Die Ausstellung im Freien ist 6 Wochen öffentlich zugängig. Zur Ausstellung erscheint ein Katalog.
Judith.P.Fischer (Kuratorin der Ausstellung)
Diagnose: Eros
Den Sekundararzt Arthur Schnitzler zieht die
Aussicht auf amouröse Abenteuer auch nach Baden.

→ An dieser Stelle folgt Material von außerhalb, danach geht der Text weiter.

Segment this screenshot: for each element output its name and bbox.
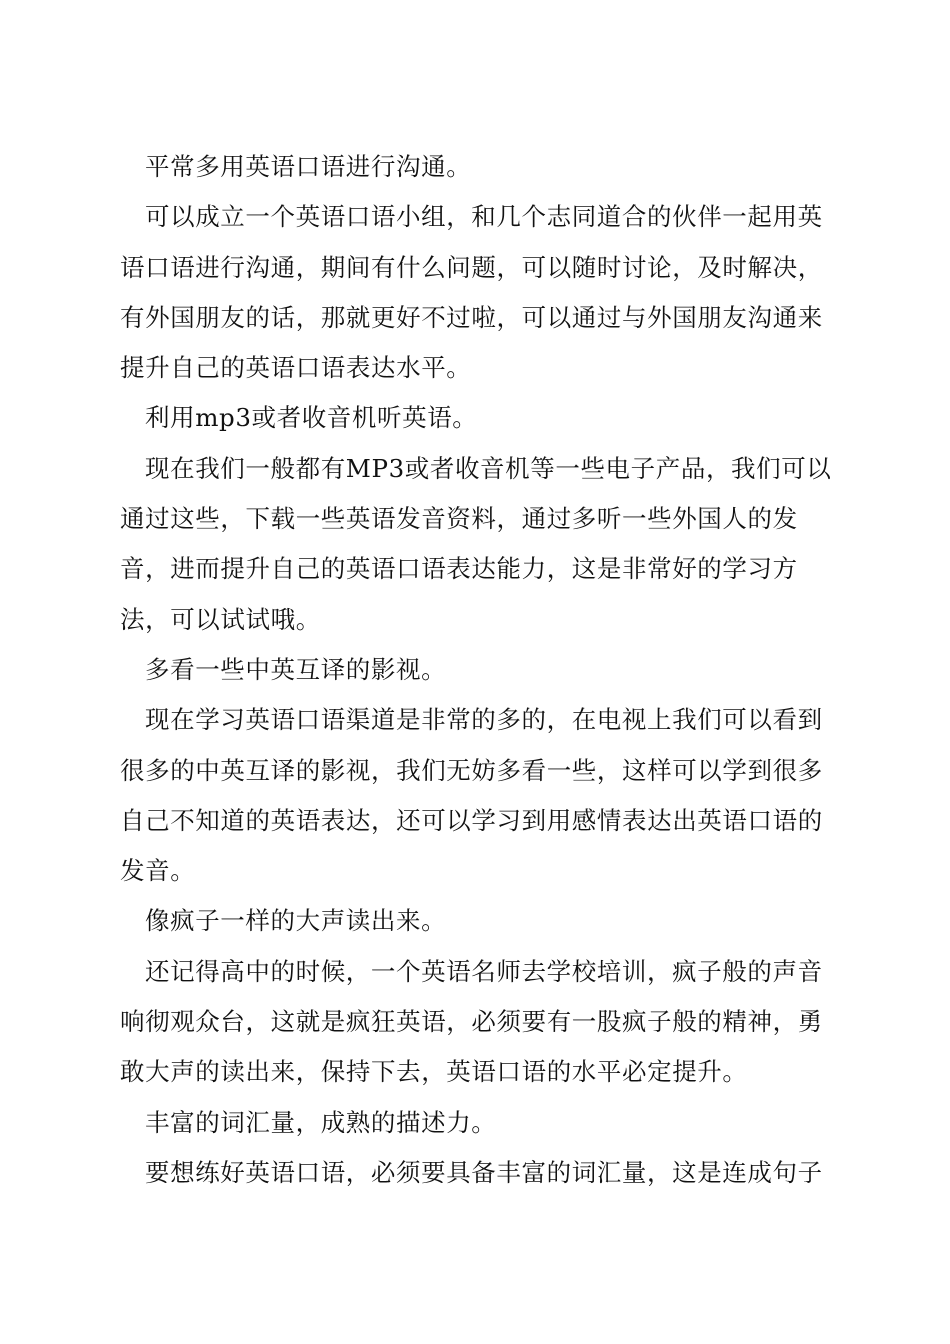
- paragraph-vocabulary: 要想练好英语口语，必须要具备丰富的词汇量，这是连成句子: [145, 1157, 823, 1187]
- paragraph-english-group: 可以成立一个英语口语小组，和几个志同道合的伙伴一起用英语口语进行沟通，期间有什么问题，可以随时讨论，及时解决，有外国朋友的话，那就更好不过啦，可以通过与外国朋友沟通来提升自己的英语口语表达水平。: [120, 202, 823, 383]
- paragraph-heading-vocabulary: 丰富的词汇量，成熟的描述力。: [145, 1107, 497, 1137]
- paragraph-heading-mp3-radio: 利用mp3或者收音机听英语。: [145, 403, 478, 433]
- paragraph-heading-bilingual-films: 多看一些中英互译的影视。: [145, 654, 447, 684]
- paragraph-read-aloud: 还记得高中的时候，一个英语名师去学校培训，疯子般的声音响彻观众台，这就是疯狂英语，必须要有一股疯子般的精神，勇敢大声的读出来，保持下去，英语口语的水平必定提升。: [120, 956, 823, 1087]
- paragraph-heading-read-aloud: 像疯子一样的大声读出来。: [145, 906, 447, 936]
- document-body: [120, 142, 840, 1198]
- paragraph-bilingual-films: 现在学习英语口语渠道是非常的多的，在电视上我们可以看到很多的中英互译的影视，我们无妨多看一些，这样可以学到很多自己不知道的英语表达，还可以学习到用感情表达出英语口语的发音。: [120, 705, 823, 886]
- paragraph-mp3-radio: 现在我们一般都有MP3或者收音机等一些电子产品，我们可以通过这些，下载一些英语发音资料，通过多听一些外国人的发音，进而提升自己的英语口语表达能力，这是非常好的学习方法，可以试试哦。: [120, 453, 832, 634]
- paragraph-heading-speak-english: 平常多用英语口语进行沟通。: [145, 152, 472, 181]
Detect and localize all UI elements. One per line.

Von einem Schulkollegen weiß der Mittzwanziger, dass
dieser dort „Riesenglück bei den Weibern“ hat. Wiener
Lebemänner wie diese beiden erleben ihre Zeit wie in
einem Taumel. Und das nicht ohne Grund.
Die Welt der Donaumonarchie zeigt Risse und
Brüche, gesellschaftliche Übereinkünfte lösen sich
auf, Eros und Sexualität werden zu Themen von
Wissenschaft und Kunst. Der naturwissenschaftlich
ausgerichtete Arzt Schnitzler begegnet all dem und
sich selbst als scharfer Beobachter; sein Beruf verlangt,
mit präzisen Diagnosen zu antworten. Die Tagebucheintragung
vom „Riesenglück bei den Weibern“ und
die Sexualmoral der Zeit legen den Schluss nahe,
dass junge Männer der Jahrhundertwende in ihrem
Liebesleben einem nicht geringen Leistungsdruck
unterworfen sind.
Schnitzler, der unter ständigem Selbstzweifel den
Schriftsteller in sich entdeckt, dokumentiert im Tagebuch
seine beglückenden und quälenden Erfahrungen
mit Frauen. Und es geht oft sehr schnell. Das rasant
zunehmende Lebenstempo macht auch vor dem
Liebesleben nicht Halt. Einem wirbelnden Reigen
gleich erlebt Schnitzler die Macht des Eros, mitunter
auch in Baden. Seine Diagnose deckt sich mit dem
wissenschaftlichen Befund Freuds von der Triebnatur
des Menschen. Das zu akzeptieren fällt aber noch
schwer. Schnitzler ahnt das; er hält seine abgeschlossene
Theaterstudie „Reigen“ für „undruckbar“, bis ein
Vierteljahrhundert später der in Baden geborene Max
Reinhardt den Autor überzeugt, dass dieses kühne
Spiel von Eros und Einsamkeit auf die Bühne gehöre.
Doch da ist es schon zu spät: Der jüdische Analytiker
Schnitzler wird willkommenes Opfer des erbärmlich
und erbarmungslos hetzenden Antisemitismus der
zwanziger Jahre. Heute kann sein „Reigen“ mehr denn
je zur hilfreichen Selbstbeobachtung führen.